Total nasolacrimal duct obstruction in 2 patients with inflammatory bowel disease

To the Editor: Inflammatory bowel diseases (IBDs) are characterized by pathological processes of the systemic, as well as the mucosal immune system, primarily involving the gastrointestinal tract, also potentially affecting several organs, including the eyes and the adjacent structures. Extraintestinal processes of IBD are characterized by immune complex-type hypersensitivity reaction to a colonic antigen. Among extraintestinal manifestations, ocular symptoms of IBD have been reported in 4%–10% of cases and are categorized based on their occurrence frequency, e.g., common, uncommon, and rare. Common manifestations are scleritis, episcleritis, conjunctivitis, and blepharitis, while uncommon is uveitis.

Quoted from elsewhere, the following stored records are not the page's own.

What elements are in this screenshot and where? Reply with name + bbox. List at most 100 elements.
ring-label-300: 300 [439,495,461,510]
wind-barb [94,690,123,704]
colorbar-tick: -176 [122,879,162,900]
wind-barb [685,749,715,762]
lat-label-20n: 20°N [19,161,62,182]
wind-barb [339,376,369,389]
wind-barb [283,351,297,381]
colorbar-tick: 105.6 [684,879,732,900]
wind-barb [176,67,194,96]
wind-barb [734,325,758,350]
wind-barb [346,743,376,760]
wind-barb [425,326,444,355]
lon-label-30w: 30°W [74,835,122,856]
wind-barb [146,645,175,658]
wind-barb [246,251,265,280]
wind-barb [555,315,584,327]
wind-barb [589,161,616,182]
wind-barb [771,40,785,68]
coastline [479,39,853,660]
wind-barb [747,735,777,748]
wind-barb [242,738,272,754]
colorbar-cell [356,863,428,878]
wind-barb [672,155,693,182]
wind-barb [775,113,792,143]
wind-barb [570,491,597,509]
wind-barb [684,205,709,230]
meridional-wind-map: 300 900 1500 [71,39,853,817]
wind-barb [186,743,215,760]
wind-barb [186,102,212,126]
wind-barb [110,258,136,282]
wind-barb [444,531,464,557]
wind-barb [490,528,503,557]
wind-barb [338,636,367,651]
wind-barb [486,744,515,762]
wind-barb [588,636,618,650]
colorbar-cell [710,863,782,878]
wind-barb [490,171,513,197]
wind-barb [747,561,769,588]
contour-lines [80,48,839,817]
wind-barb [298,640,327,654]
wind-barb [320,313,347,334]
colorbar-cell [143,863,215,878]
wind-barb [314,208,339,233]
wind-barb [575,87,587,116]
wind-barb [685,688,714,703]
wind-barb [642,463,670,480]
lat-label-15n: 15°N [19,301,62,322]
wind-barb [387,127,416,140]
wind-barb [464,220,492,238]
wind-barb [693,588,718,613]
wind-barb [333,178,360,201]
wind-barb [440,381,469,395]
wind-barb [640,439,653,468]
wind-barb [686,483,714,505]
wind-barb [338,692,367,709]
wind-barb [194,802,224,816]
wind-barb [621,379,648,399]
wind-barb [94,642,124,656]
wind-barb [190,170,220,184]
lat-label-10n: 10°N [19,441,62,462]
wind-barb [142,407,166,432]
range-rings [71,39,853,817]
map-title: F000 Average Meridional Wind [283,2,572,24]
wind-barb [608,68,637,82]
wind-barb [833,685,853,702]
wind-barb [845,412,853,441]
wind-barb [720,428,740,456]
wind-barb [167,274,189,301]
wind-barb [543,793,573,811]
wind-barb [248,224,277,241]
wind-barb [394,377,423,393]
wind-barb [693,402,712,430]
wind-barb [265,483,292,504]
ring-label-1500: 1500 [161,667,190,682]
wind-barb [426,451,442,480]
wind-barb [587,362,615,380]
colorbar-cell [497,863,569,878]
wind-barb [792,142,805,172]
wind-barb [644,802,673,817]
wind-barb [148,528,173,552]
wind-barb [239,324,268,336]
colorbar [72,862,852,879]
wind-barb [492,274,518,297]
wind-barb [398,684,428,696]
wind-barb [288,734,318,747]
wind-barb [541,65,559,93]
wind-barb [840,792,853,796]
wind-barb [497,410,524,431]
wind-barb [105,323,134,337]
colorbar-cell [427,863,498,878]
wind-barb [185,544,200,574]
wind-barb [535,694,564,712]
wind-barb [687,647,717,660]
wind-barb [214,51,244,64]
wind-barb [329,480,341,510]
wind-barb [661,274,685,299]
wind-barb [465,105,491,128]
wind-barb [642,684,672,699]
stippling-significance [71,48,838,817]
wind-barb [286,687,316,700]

Among rare manifestations keratitis, retinitis, pars planitis, marginal corneal disease, scleromalacia perforans, orbital inflammatory disease, central and branch retinal artery occlusions, central retinal vein occlusion, optic neuritis, and retinal vasculitis have been described previously. The development of inflammatory cell infiltrates in extraintestinal sites among other factors are orchestrated by cytokines and chemokines, and also adhesive molecular maintaining the interactions between mucosal immune cells and endothelial cells. Since numerous ocular signs may present together with ulcerative colitis (UC) or Crohn’s disease (CD) and nasolacrimal ductobstruction (NLDO), as an extraintestinal manifestation of active IBD is poorly described, the aim of this study was to assess the clinical, serological, and immunological characteristic features of NLDO in IBDs. Herein we present 2 cases with complete NLDO due to the mucosal involvement of the tear drainage system as the consecutive presenting sign of IBDs.